Feedback and contributions of any form are welcomed. Feel free also to contact us to discuss anything further.
At the present, development is in very early stages, as this is an entirely crowd-sourced and volunteer-led project. We are focusing inititally on Module 5 to run as a pilot for testing and receiving feedback. After this, the protocol and content will be revised, and then applied accordingly to the development of the remaining modules.
If you want to contribute, add yourself to the contributors list and join our open Slack channel.
If you have questions about the project, please email us directly.
Stay tuned on what's happening on Twitter with @OpenSci_MOOC.
- Forming a team for collaborative design.
- The development process.
- Familiarise yourself with the script writing guide, the script template and the video management protocol.
Each team will adhere to the MOOC planning template to structure development in a systematic way.
- Search for existing issues. Please check to see if someone else has reported the same issue.
- Share as much information as possible. Include operating system and version, browser and version. Also, include steps to reproduce the bug.
Refer to the README.
This is flexible to each module as required, and defined by each development team in advance as part of the protocol.
Flexible, as long as it is consistent. Ideally, all content would be drafted in markdown, for increasing re-use. This can be easily performed in R Studio, for example, which also has a GitHub interface to make collaborating on this project even simpler.
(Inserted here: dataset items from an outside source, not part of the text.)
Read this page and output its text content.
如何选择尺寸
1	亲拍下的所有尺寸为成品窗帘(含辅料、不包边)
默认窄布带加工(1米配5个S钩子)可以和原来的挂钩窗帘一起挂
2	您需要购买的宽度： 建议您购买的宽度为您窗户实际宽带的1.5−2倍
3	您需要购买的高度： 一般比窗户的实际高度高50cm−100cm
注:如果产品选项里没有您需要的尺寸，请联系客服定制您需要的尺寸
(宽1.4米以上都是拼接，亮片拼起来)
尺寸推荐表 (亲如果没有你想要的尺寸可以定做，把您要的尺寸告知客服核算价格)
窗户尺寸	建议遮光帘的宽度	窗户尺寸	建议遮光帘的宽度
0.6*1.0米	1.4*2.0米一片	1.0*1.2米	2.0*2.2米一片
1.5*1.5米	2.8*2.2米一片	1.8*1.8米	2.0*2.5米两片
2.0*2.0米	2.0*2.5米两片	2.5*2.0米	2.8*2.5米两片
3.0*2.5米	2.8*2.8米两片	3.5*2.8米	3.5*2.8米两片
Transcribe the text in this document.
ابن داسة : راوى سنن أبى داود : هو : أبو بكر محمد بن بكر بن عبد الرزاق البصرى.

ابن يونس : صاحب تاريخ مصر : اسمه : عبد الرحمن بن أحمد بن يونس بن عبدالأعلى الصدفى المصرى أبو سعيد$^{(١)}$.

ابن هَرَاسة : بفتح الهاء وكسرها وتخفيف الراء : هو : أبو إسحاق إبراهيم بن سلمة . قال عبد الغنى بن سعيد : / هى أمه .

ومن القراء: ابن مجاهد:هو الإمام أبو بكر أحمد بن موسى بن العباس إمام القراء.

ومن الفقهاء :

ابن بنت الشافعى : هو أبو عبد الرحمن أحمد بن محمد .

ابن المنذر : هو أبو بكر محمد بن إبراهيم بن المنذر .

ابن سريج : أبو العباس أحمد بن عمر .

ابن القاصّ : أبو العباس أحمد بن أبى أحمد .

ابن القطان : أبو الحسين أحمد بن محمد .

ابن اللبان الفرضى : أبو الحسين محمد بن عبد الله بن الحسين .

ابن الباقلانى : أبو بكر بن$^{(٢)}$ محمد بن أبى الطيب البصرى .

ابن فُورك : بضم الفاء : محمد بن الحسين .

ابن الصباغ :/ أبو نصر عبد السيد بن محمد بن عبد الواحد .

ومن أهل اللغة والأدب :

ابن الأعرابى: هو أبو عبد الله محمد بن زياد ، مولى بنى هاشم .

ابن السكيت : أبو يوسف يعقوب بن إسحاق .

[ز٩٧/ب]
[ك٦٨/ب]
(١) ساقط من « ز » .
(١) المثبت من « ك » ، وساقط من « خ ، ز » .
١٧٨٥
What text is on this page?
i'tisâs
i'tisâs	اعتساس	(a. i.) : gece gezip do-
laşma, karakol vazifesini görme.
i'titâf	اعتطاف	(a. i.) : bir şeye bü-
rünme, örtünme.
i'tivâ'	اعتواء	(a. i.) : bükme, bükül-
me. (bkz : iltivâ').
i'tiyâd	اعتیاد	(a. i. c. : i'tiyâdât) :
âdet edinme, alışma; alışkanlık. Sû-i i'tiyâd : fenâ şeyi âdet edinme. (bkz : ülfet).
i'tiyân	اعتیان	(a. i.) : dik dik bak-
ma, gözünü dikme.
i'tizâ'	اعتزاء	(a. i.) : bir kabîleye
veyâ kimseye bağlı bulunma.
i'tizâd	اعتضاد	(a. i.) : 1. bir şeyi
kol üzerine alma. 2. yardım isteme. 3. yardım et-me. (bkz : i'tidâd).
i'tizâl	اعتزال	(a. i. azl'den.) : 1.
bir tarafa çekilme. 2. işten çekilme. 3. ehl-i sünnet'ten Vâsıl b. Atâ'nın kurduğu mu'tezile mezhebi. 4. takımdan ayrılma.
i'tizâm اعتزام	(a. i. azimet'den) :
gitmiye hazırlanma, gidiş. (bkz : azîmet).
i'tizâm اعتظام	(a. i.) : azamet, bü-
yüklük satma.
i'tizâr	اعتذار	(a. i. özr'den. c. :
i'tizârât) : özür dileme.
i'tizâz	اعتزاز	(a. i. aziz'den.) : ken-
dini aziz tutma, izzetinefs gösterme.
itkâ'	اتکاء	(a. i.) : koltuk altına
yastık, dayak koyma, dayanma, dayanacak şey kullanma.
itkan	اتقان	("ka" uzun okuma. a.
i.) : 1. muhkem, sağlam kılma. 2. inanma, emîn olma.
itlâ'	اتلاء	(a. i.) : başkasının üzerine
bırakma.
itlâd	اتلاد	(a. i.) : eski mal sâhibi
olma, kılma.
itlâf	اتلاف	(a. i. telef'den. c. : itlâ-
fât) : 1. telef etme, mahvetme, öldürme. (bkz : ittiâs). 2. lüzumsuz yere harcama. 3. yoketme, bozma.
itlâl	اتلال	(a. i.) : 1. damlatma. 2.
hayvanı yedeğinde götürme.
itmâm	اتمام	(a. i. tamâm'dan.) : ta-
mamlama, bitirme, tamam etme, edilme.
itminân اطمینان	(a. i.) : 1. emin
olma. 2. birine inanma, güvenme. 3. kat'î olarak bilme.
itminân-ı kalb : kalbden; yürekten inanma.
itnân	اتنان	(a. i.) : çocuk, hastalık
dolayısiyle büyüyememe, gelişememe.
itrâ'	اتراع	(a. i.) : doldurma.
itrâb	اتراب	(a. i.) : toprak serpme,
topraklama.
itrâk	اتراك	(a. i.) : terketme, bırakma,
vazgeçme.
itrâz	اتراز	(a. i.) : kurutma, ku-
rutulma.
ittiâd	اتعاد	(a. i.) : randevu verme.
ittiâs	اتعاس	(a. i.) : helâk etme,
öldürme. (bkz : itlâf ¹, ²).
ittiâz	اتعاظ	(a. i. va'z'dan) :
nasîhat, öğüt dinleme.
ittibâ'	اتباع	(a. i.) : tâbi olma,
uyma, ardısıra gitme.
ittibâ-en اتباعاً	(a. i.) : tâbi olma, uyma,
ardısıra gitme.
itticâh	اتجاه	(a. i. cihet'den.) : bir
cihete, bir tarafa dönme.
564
Please read this guide to familiarise yourself with this process. Which in itself, is actually fairly powerful for Open Science!
Please refer to each project's style guidelines and guidelines for submitting patches and additions. In general, we follow the "fork-and-pull" Git workflow.
- Fork the repo on GitHub
- Clone the project to your own machine
- Commit changes to your own branch
- Push your work back up to your fork
- Submit a Pull request so that we can review your changes
NOTE: Be sure to merge the latest from "upstream" before making a pull request!
- Try not to pollute your pull request with unintended changes – keep them simple and small. If possible, squash your commits.
- Try to share how your code has been tested before submitting a pull request.
- If your PR resolves an issue, include closes #ISSUE_NUMBER in your commit message (or a synonym).
- Review
- If your PR is ready for review, another contributor will be assigned to review your PR
- The reviewer will accept or comment on the PR.
- If needed address the comments left by the reviewer. Once you're ready to continue the review, ping the reviewer in a comment.